On Sat, 20 Apr 2024 14:50:15 GMT, Oliver Kopp <d...@openjdk.org> wrote:

>> modules/javafx.graphics/src/main/java/com/sun/glass/ui/win/WinTextRangeProvider.java
>>  line 116:
>> 
>>> 114:             return fixedMaxEnd;
>>> 115:         }
>>> 116:     }
>> 
>> Frankly, I have hard time understanding this code (maybe a comment 
>> describing what the method does and why might help).
>> 
>> It looks to me that all we need to do is to guard against a very large 
>> maxLength (which for some reason called here 'requestedSteps' which does not 
>> seem right - should the last two arguments be swapped?)
>> 
>> 
>> public static int getEndIndex(int start, int length, int maxLength) {
>>   if(length > maxLength) {
>>     length = maxLength;
>>   }
>>   return start + length;
>> }
>> 
>> 
>> That is, I assume we don't have to worry about start + fixedLength 
>> overflowing, we just need to make sure we don't go beyond maxLength.  Or is 
>> my assumption wrong and start can be negative, or start+fixedLength might 
>> overflow?
>
> Smalltalk 1: I thought this was easier to understand than some byte code 
> generation in the JVM. 😅  (For me being an outsider, JDK and JavaFX are 
> "close" related somehow - sorry for that!!)
> 
> Smalltalk 2: Sometimes, the code for "Calculate a + b, but return c at most" 

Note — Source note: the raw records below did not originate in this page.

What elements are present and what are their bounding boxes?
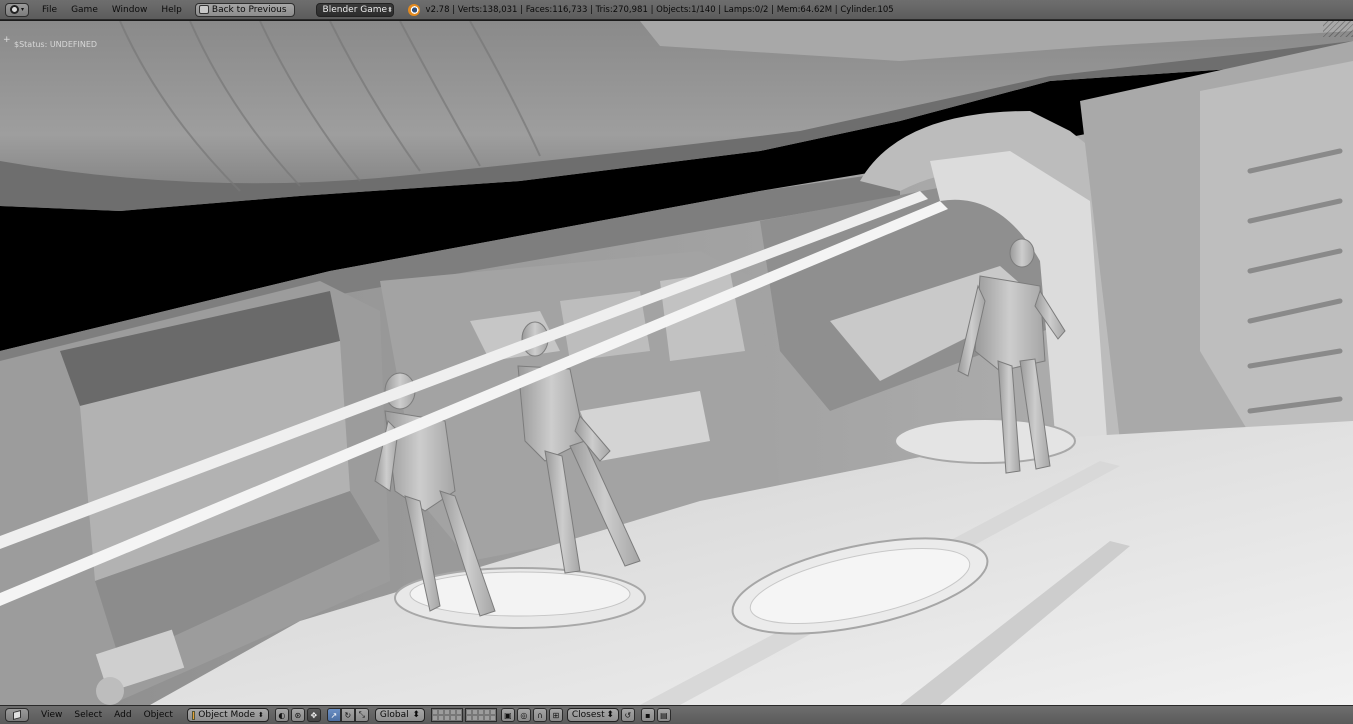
layer-block-1[interactable] — [430, 708, 463, 722]
menu-help[interactable]: Help — [154, 5, 189, 15]
area-split-handle[interactable] — [1323, 21, 1353, 37]
3d-view-icon — [13, 709, 21, 721]
transform-orientation-select[interactable]: Global ⬍ — [374, 708, 425, 722]
info-header: ▾ File Game Window Help Back to Previous… — [0, 0, 1353, 20]
align-rotation-button[interactable]: ↺ — [620, 708, 635, 722]
manipulator-icon: ✥ — [310, 710, 318, 720]
viewport-render — [0, 21, 1353, 705]
proportional-editing-button[interactable]: ◎ — [516, 708, 531, 722]
blender-logo-icon — [407, 3, 420, 16]
arrow-icon: ↗ — [330, 710, 338, 720]
info-icon — [9, 5, 19, 14]
updown-arrows-icon: ⬍ — [387, 5, 393, 14]
rotate-icon: ↻ — [344, 710, 352, 720]
transform-orientation-value: Global — [379, 710, 409, 720]
scale-icon: ⤡ — [358, 710, 366, 719]
lock-icon: ▣ — [504, 710, 512, 720]
updown-arrows-icon: ⬍ — [606, 710, 614, 720]
pivot-point-button[interactable]: ⊛ — [290, 708, 305, 722]
menu-add[interactable]: Add — [108, 710, 137, 720]
pivot-icon: ⊛ — [294, 710, 302, 720]
menu-object[interactable]: Object — [138, 710, 179, 720]
snap-target-value: Closest — [571, 710, 605, 720]
menu-view[interactable]: View — [35, 710, 68, 720]
menu-select[interactable]: Select — [68, 710, 108, 720]
interaction-mode-select[interactable]: Object Mode ⬍ — [186, 708, 269, 722]
back-to-previous-button[interactable]: Back to Previous — [194, 2, 295, 17]
manipulator-toggle[interactable]: ✥ — [306, 708, 321, 722]
menu-file[interactable]: File — [35, 5, 64, 15]
menu-game[interactable]: Game — [64, 5, 105, 15]
viewport-shading-button[interactable]: ◐ — [274, 708, 289, 722]
plus-icon[interactable]: + — [3, 35, 11, 45]
snap-target-select[interactable]: Closest ⬍ — [566, 708, 619, 722]
object-mode-icon — [191, 710, 196, 720]
updown-arrows-icon: ⬍ — [258, 711, 264, 719]
editor-type-button[interactable] — [5, 708, 29, 722]
manipulator-mode-group: ↗ ↻ ⤡ — [326, 708, 369, 722]
opengl-render-animation-button[interactable]: ▤ — [656, 708, 671, 722]
menu-window[interactable]: Window — [105, 5, 155, 15]
chevron-down-icon: ▾ — [20, 6, 24, 13]
lock-layers-button[interactable]: ▣ — [500, 708, 515, 722]
game-status-text: $Status: UNDEFINED — [14, 40, 98, 49]
layer-buttons[interactable] — [430, 708, 497, 722]
interaction-mode-value: Object Mode — [198, 710, 255, 720]
snap-increment-icon: ⊞ — [552, 710, 560, 720]
scene-statistics: v2.78 | Verts:138,031 | Faces:116,733 | … — [425, 4, 894, 15]
3d-viewport[interactable]: + $Status: UNDEFINED — [0, 21, 1353, 705]
back-to-previous-label: Back to Previous — [211, 4, 287, 15]
snap-toggle-button[interactable]: ∩ — [532, 708, 547, 722]
film-icon: ▤ — [660, 710, 668, 720]
3d-view-header: View Select Add Object Object Mode ⬍ ◐ ⊛… — [0, 705, 1353, 724]
proportional-icon: ◎ — [520, 710, 528, 720]
editor-type-button[interactable]: ▾ — [5, 2, 29, 17]
translate-manipulator-button[interactable]: ↗ — [326, 708, 341, 722]
layer-block-2[interactable] — [464, 708, 497, 722]
opengl-render-button[interactable]: ▪ — [640, 708, 655, 722]
align-icon: ↺ — [624, 710, 632, 720]
magnet-icon: ∩ — [536, 710, 543, 720]
render-engine-select[interactable]: Blender Game ⬍ — [315, 2, 394, 17]
rotate-manipulator-button[interactable]: ↻ — [340, 708, 355, 722]
screen-icon — [198, 5, 209, 14]
snap-element-button[interactable]: ⊞ — [548, 708, 563, 722]
scale-manipulator-button[interactable]: ⤡ — [354, 708, 369, 722]
updown-arrows-icon: ⬍ — [412, 710, 420, 720]
render-engine-value: Blender Game — [322, 4, 388, 15]
shading-sphere-icon: ◐ — [278, 710, 286, 720]
camera-icon: ▪ — [645, 710, 651, 720]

> is pretty hard to craft.
> 
> Smalltalk 3: The whole checks stem from possible "out of range" values, 
> especially from the other functions mentioned at 
> https://github.com/openjdk/jfx/pull/1442/#discussion_r1570948582. That was 
> too defensive, as only `requestedSteps` AKA `length` can be out of range.
> 
> OK, I seem to have understood "Also, this doesn't follow the usual pattern of 
> checking for integer overflow" by Kevin wrong. I googled the Java way of the 
> usual pattern for Integer overflow. Since Java 8, there is `Math.addExact`. I 
> thought, that this was meant. -- I found it from 
> https://stackoverflow.com/a/3001879/873282. (Inlining the code of 
> `Math.addExact` seems to have negative performance impact.)
> 
> The proposed code works OKish if strings are not in length area of 
> Integer.MAX_VALUE. I think, we can safely assume that. - It however returns 
> more characters if start is greater then 0. Example: I request start 2, 
> length of 5, but maximum end index  of 3. Then 3 should be returned, not 7.
> 
> ---
> 
> I changed the code accordingly. Also added a comment when an overflow might 
> happen. From the discussion here, it seems, we can ignore these cases.
> 
> Note that the old code returned `0` if `start` was negative. New might return 
> some negative value if `start` is negative enough. However, did not seem to 
> happen, because otherwise, IndexOutOfBounds exceptions might have been seen.

Thank you!  Somehow the code looks much cleaner and clearer now.